The whole process was done and dusted in around 6 hours, with the Tesla charger now in daily use. I continue to charge our BMW i3 from the included occasional use charger plugged into a regular wall socket in the garage too.

Summing up – installing your own home charger

The main thing to realise is that EV charging installations done by professionals are not cheap and should be budgeted for as part of your vehicle purchase. If it’s your own property that will make life easier, but getting an installation done as a renter should hopefully be doable if you have a decent landlord who understands that this is an asset to the property rather than an inconvenience.

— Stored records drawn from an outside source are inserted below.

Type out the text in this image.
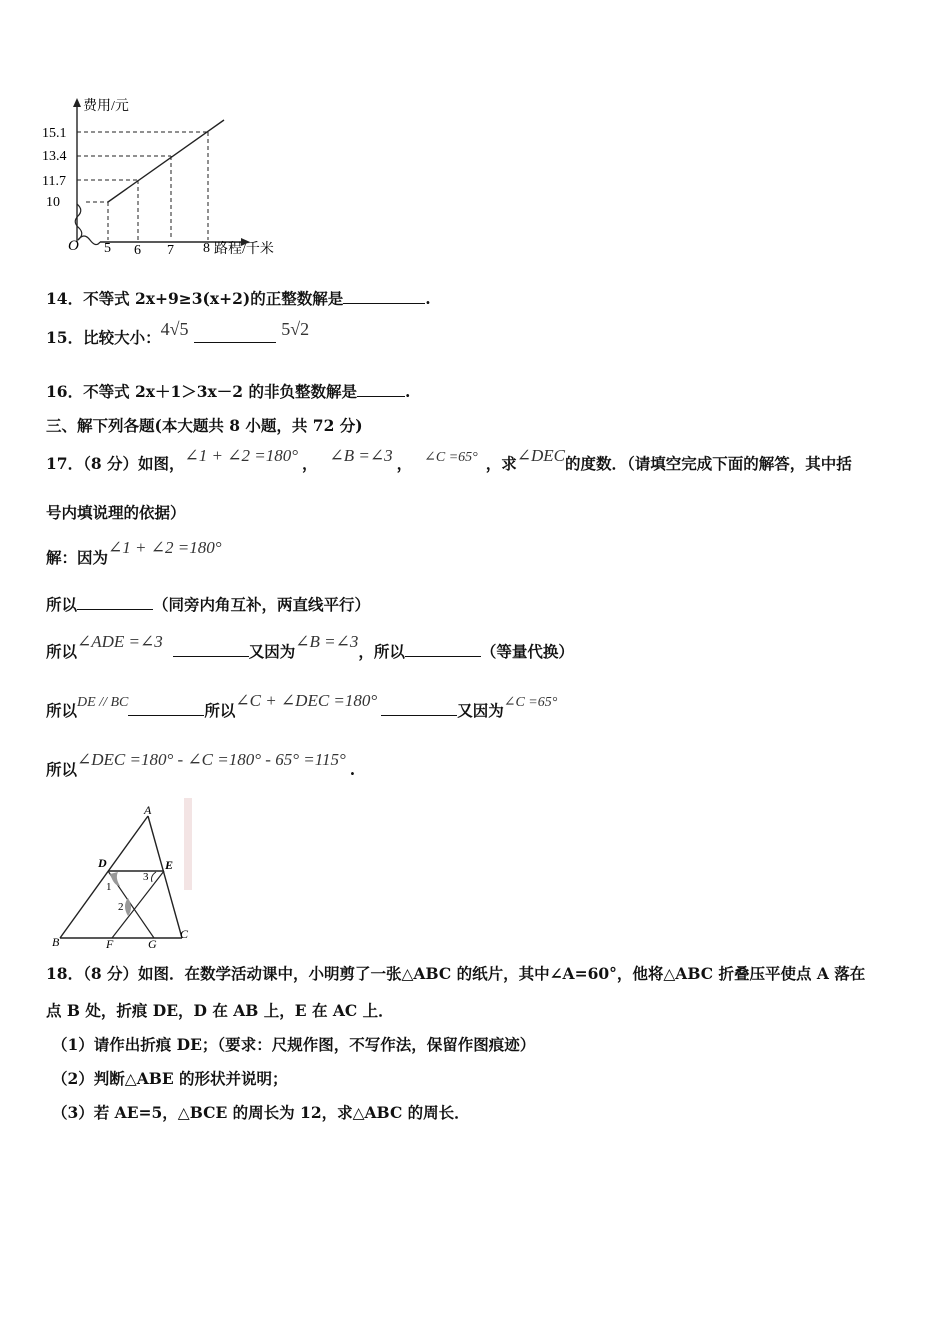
费用/元
15.1
13.4
11.7
10
O 5 6 7 8 路程/千米
14．不等式 2x+9≥3(x+2)的正整数解是	.
15．比较大小：4√5	5√2
16．不等式 2x＋1＞3x－2 的非负整数解是	.
三、解下列各题(本大题共 8 小题，共 72 分)
17．（8 分）如图，∠1 + ∠2 =180° ， ∠B =∠3 ， ∠C =65° ，求∠DEC的度数．（请填空完成下面的解答，其中括
号内填说理的依据）
解：因为∠1 + ∠2 =180°
所以	（同旁内角互补，两直线平行）
所以∠ADE =∠3又因为∠B =∠3，所以	（等量代换）
所以DE // BC	所以∠C + ∠DEC =180°又因为∠C =65°
所以∠DEC =180° - ∠C =180° - 65° =115°.
A
B
C
D	E
F	G
1
2
3
18．（8 分）如图．在数学活动课中，小明剪了一张△ABC 的纸片，其中∠A=60°，他将△ABC 折叠压平使点 A 落在
点 B 处，折痕 DE，D 在 AB 上，E 在 AC 上．
（1）请作出折痕 DE；（要求：尺规作图，不写作法，保留作图痕迹）
（2）判断△ABE 的形状并说明；
（3）若 AE=5，△BCE 的周长为 12，求△ABC 的周长．
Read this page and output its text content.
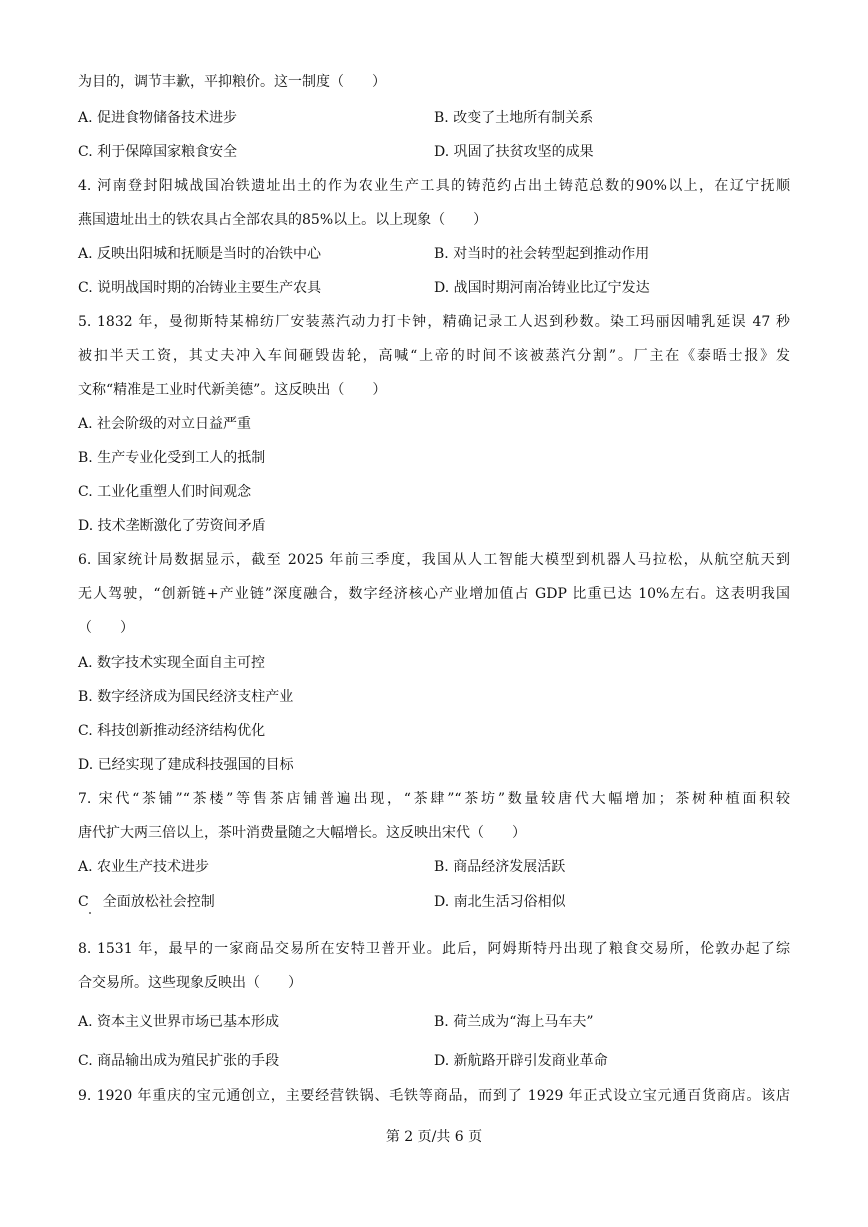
为目的，调节丰歉，平抑粮价。这一制度（　　）
A. 促进食物储备技术进步	B. 改变了土地所有制关系
C. 利于保障国家粮食安全	D. 巩固了扶贫攻坚的成果
4. 河南登封阳城战国冶铁遗址出土的作为农业生产工具的铸范约占出土铸范总数的90%以上，在辽宁抚顺
燕国遗址出土的铁农具占全部农具的85%以上。以上现象（　　）
A. 反映出阳城和抚顺是当时的冶铁中心	B. 对当时的社会转型起到推动作用
C. 说明战国时期的冶铸业主要生产农具	D. 战国时期河南冶铸业比辽宁发达
5. 1832 年，曼彻斯特某棉纺厂安装蒸汽动力打卡钟，精确记录工人迟到秒数。染工玛丽因哺乳延误 47 秒
被扣半天工资，其丈夫冲入车间砸毁齿轮，高喊“上帝的时间不该被蒸汽分割”。厂主在《泰晤士报》发
文称“精准是工业时代新美德”。这反映出（　　）
A. 社会阶级的对立日益严重
B. 生产专业化受到工人的抵制
C. 工业化重塑人们时间观念
D. 技术垄断激化了劳资间矛盾
6. 国家统计局数据显示，截至 2025 年前三季度，我国从人工智能大模型到机器人马拉松，从航空航天到
无人驾驶，“创新链+产业链”深度融合，数字经济核心产业增加值占 GDP 比重已达 10%左右。这表明我国
（　　）
A. 数字技术实现全面自主可控
B. 数字经济成为国民经济支柱产业
C. 科技创新推动经济结构优化
D. 已经实现了建成科技强国的目标
7. 宋代“茶铺”“茶楼”等售茶店铺普遍出现，“茶肆”“茶坊”数量较唐代大幅增加；茶树种植面积较
唐代扩大两三倍以上，茶叶消费量随之大幅增长。这反映出宋代（　　）
A. 农业生产技术进步	B. 商品经济发展活跃
C　全面放松社会控制	D. 南北生活习俗相似
8. 1531 年，最早的一家商品交易所在安特卫普开业。此后，阿姆斯特丹出现了粮食交易所，伦敦办起了综
合交易所。这些现象反映出（　　）
A. 资本主义世界市场已基本形成	B. 荷兰成为“海上马车夫”
C. 商品输出成为殖民扩张的手段	D. 新航路开辟引发商业革命
9. 1920 年重庆的宝元通创立，主要经营铁锅、毛铁等商品，而到了 1929 年正式设立宝元通百货商店。该店
第 2 页/共 6 页
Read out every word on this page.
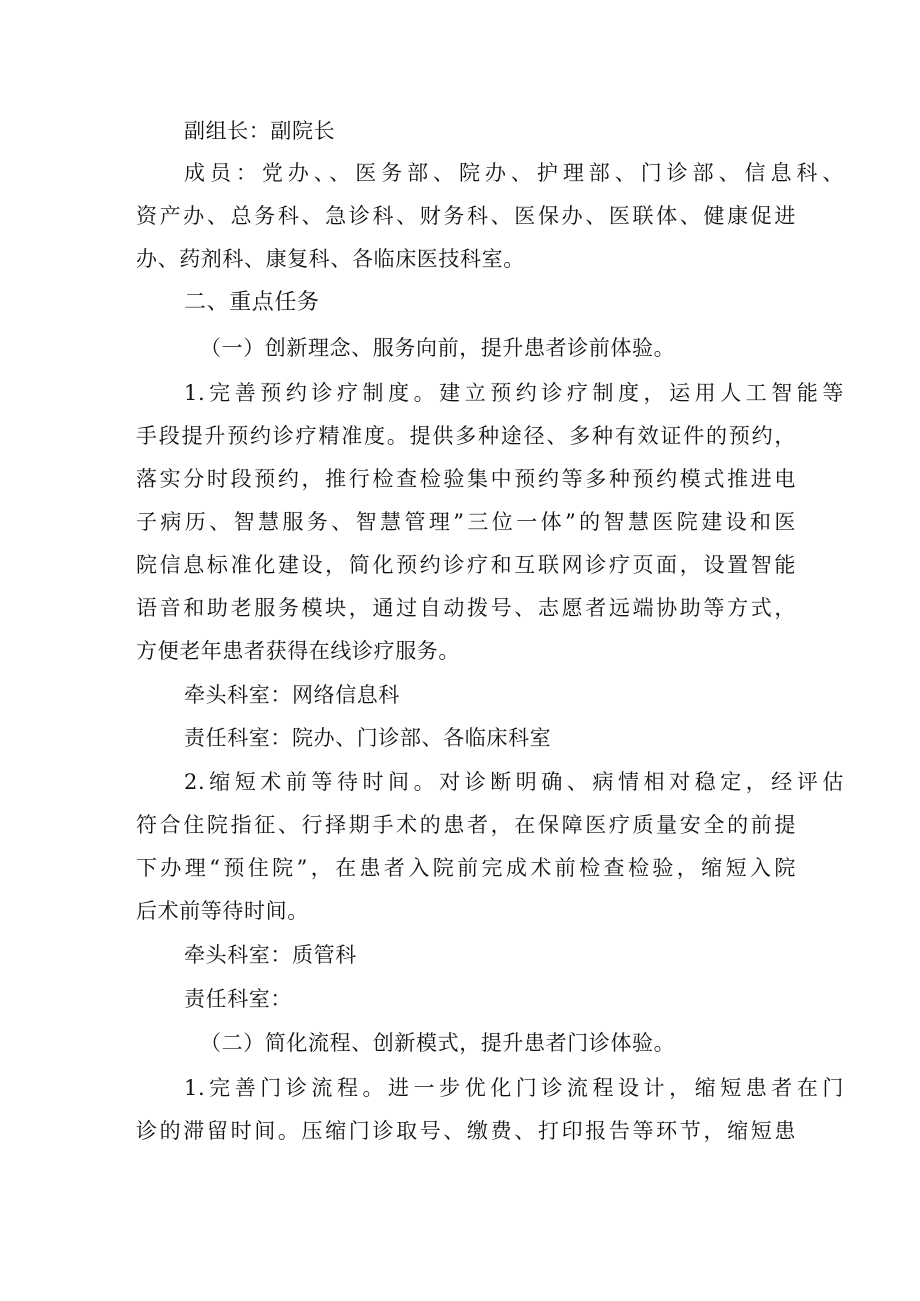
副组长：副院长
成员：党办、、医务部、院办、护理部、门诊部、信息科、
资产办、总务科、急诊科、财务科、医保办、医联体、健康促进
办、药剂科、康复科、各临床医技科室。
二、重点任务
（一）创新理念、服务向前，提升患者诊前体验。
1.完善预约诊疗制度。建立预约诊疗制度，运用人工智能等
手段提升预约诊疗精准度。提供多种途径、多种有效证件的预约，
落实分时段预约，推行检查检验集中预约等多种预约模式推进电
子病历、智慧服务、智慧管理”三位一体”的智慧医院建设和医
院信息标准化建设，简化预约诊疗和互联网诊疗页面，设置智能
语音和助老服务模块，通过自动拨号、志愿者远端协助等方式，
方便老年患者获得在线诊疗服务。
牵头科室：网络信息科
责任科室：院办、门诊部、各临床科室
2.缩短术前等待时间。对诊断明确、病情相对稳定，经评估
符合住院指征、行择期手术的患者，在保障医疗质量安全的前提
下办理“预住院”，在患者入院前完成术前检查检验，缩短入院
后术前等待时间。
牵头科室：质管科
责任科室：
（二）简化流程、创新模式，提升患者门诊体验。
1.完善门诊流程。进一步优化门诊流程设计，缩短患者在门
诊的滞留时间。压缩门诊取号、缴费、打印报告等环节，缩短患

Keith enjoys nerding out about Electric Vehicles, owning a BMW i3, Tesla Model X and now, running Drive Zero .

2 Comments

  1. It is NOT that simple from a landlord’s point of view. Messing with the wiring in a older house is a risk. The 40 year old house wiring was never intended to supply the large current loads of an electric car charging system (for example, an electric dryer is not supposed to be operated for 12 hours every day). Most older homes only have 100 amp service. If the home has an oven, a clothes dryer, a microwave, and an A/C unit, that is almost 100 amps right there. The only safe way to do this is have the supply to the house increased to 200 amp service. This requires engineering by the power company (about $2000), new supply cable to the house ($1500), city permits and inspections ($500-1000). Then there is the actual installation costs ($1000+). What is the advantage of all this? It is a liability and an expense only.

    1. Ed – thanks for the comment. All valid points but I don’t believe you can generalise that it’s a concern for every household.

      Any EV charger should be installed by a licensed electrician. Any issues to do with the amount of power available to a charger should be raised by the electrician before they do the install and discussed with the renter and the landlord. In my case, a dedicated new circuit with high amperage breaker was installed (with landlord permission). I’d hope that all EV owners would get their own circumstances looked at and of course with permission from the landlord granted before going ahead.

      What’s the advantage? My landlord has a grateful and more locked in tenant as a result of their permission to have the install done – this is a plus for both parties.